With the current market turbulence, with rabid investors chasing after the hottest tickers, dividend stocks are often ignored. We apologize, but this video didn't load.
Here you can see other videos from our team. A steadily growing stream of dividends will help you sleep better at night, as Barclays likes these 3 dividend stocks to beat the S&P 500 in 2022. With savings accounts paying next to nothing these days, who wouldn't want to earn passive income? Recent studies prove that dividend stocks have the potential to:
Over the long haul, the S&P 500 will outperform the S&P 500. If you look at three dividend stocks, investment banking giant Barclays has given an overweight rating. With inflation running hot, many investors are concerned about interest rate hikes from the Fed in the year 2022, which could be worth purchasing in 2022 with extra cash. Banks are generally good at doing well in a rising interest rate environment. Higher rates indicate a stronger economy in which people can afford to pay the loans, and they get to charge more to lend money. JPMorgan Chase is the largest bank in the U.S. with a total of $3.8 trillion in assets. The stock has climbed 36 per cent over the past year, despite the fact that it was trading at around US $168 per share. Barclays sees a lot of upside ahead in JPMorgan, as it has an overweight rating on the bank and a price target of US $202. Business has improved a lot from the Pandemic-pained days of 2020. JPMorgan produced US $3.74 per share in earnings in Q 3 of 2021, a 28 per cent increase from the US $2.92 per share earned in the year-ago period.
JPMorgan isn't the only bank that has given a pay raise to shareholders this year. Goldman Sachs, Bank of America and Morgan Stanley have increased their dividends. If you don't want to pick individual stocks, you can easily build a passive income portfolio using your spare change. Tech stocks with recurring cash flows and healthy balance sheets can deliver solid cash payouts, even though they aren't well known for their dividends.
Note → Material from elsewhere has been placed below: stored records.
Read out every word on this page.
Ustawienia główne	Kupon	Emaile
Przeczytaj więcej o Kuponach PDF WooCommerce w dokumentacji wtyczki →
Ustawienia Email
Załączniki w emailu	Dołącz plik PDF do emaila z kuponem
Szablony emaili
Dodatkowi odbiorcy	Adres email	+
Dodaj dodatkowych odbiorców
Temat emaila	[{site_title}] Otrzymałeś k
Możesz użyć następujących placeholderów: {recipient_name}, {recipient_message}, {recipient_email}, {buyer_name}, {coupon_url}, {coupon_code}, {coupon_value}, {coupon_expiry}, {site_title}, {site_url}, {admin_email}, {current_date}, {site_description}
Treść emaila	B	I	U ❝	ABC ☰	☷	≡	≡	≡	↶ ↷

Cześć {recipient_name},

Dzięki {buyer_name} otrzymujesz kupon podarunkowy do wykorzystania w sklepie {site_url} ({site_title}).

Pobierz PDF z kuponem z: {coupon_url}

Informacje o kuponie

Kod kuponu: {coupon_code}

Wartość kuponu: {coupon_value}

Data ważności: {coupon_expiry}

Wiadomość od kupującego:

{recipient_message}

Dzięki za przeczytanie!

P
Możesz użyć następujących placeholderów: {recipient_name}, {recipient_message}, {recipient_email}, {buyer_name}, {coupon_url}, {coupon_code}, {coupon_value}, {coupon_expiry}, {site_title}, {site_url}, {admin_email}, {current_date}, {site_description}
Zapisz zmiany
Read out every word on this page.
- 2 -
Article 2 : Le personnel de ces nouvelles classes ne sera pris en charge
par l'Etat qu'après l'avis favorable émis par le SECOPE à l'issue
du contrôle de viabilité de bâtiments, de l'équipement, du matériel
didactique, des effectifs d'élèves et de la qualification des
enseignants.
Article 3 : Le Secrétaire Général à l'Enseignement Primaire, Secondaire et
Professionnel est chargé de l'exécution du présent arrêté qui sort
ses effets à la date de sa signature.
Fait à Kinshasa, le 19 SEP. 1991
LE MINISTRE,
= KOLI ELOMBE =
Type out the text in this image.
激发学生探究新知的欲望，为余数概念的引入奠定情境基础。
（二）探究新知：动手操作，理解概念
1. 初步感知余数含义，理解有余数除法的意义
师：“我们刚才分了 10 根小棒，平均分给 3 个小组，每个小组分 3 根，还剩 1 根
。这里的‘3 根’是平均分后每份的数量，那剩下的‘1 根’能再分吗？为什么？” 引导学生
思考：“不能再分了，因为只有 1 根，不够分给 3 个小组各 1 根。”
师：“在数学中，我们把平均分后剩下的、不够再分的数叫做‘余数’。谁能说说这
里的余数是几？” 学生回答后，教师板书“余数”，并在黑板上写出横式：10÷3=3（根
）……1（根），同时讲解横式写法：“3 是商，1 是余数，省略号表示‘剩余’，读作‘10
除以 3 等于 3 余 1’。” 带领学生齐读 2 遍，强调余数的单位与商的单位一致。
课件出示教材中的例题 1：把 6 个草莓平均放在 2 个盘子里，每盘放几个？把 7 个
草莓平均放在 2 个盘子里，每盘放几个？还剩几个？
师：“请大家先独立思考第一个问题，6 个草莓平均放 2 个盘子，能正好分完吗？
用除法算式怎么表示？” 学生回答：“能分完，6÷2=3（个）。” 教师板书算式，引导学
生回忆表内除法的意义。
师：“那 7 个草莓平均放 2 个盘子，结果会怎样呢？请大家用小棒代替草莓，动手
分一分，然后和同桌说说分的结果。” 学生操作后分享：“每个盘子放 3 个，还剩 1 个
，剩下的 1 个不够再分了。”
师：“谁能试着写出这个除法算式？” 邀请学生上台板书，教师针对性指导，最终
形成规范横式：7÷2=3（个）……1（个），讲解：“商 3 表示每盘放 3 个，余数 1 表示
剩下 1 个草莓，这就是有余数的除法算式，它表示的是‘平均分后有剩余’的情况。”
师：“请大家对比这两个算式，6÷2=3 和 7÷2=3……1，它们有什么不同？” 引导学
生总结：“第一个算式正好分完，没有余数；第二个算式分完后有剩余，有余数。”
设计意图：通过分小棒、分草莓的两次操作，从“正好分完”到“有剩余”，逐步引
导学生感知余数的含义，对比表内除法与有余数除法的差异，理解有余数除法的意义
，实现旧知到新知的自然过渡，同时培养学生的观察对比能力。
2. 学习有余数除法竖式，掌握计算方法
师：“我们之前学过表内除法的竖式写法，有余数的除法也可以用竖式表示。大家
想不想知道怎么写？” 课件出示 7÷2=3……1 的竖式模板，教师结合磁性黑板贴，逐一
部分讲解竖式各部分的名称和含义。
When the tech giant started paying quarterly dividends in 2004, it was paying investors US $0.08 per share. The dividend rate of Microsoft is now at US $0.62 per share, which is a total payout increase of 675 per cent.
The stock has a dividend yield of only 0.7 per cent. It remains an attractive choice for many income investors because of Microsoft's highly reliable dividend growth management, which has raised the payout for 12 consecutive years. On October 27, Barclays reiterated an overweight rating on Microsoft and raised the price target on the stock to US $363, up about 10 per cent from current levels. Microsoft is close to US $330 per share at the moment. You can buy fractions of shares using the popular app that allows you to buy as much money as you want to spend. This one is for real yield-hungry investors. Shell Midstream Partners owns, develops, and acquires pipelines and other midstream and logistics assets. It pays quarterly distributions of US $0.30 per limited partner common unit.
SHLX stock trading at US $12.18 per unit translates to a jaw-dropping annual yield of 10.1 per cent Ultra-high- yielding stocks, especially those from the volatile energy sector, which might seem too good to last. On October 19, Barclays upgraded Shell Midstream Partners from equal weight to overweight and set a price target of US $14 per unit. Steven Ledbetter, Shell Midstream's CEO, believes that the market is undervaluing the partnership's units and its ability to deliver over the long term. In the latest earnings conference call, he said that we are looking at options, such as using excess cash for a potential buyback program or increasing distributions in the future. The right dividend stock can be a solid investment. But remember, stocks of all kinds are volatile and often correlate with each other. If a market-wide downturn happens, even blue-chip dividend stocks could get pummeled.
If you want something that has little correlation with the stock market and might offer even bigger potential, check out fine art contemporary artwork, which has outperformed the S&P 500 by a commanding 174 per cent over the past 25 years, according to the Citi Global Art Market chart. It's becoming a popular way to diversify because it's a real asset with little correlation to the stock market. Citi found that the correlation between contemporary art and the S&P 500 was just 0.12 during the past 25 years on a scale of 1 to 1, with 0 representing no link at all. Investing in art used to be an option only for the ultra rich, like Banksy and Andy Warhol. This article was created by Wise Publishing. Wise is devoted to providing information that helps readers navigate the complex landscape of personal finance. Wise partners with brands it trusts and believes may be helpful to the reader. The article is not intended to be construed as advice. It is provided without any warranty of any kind.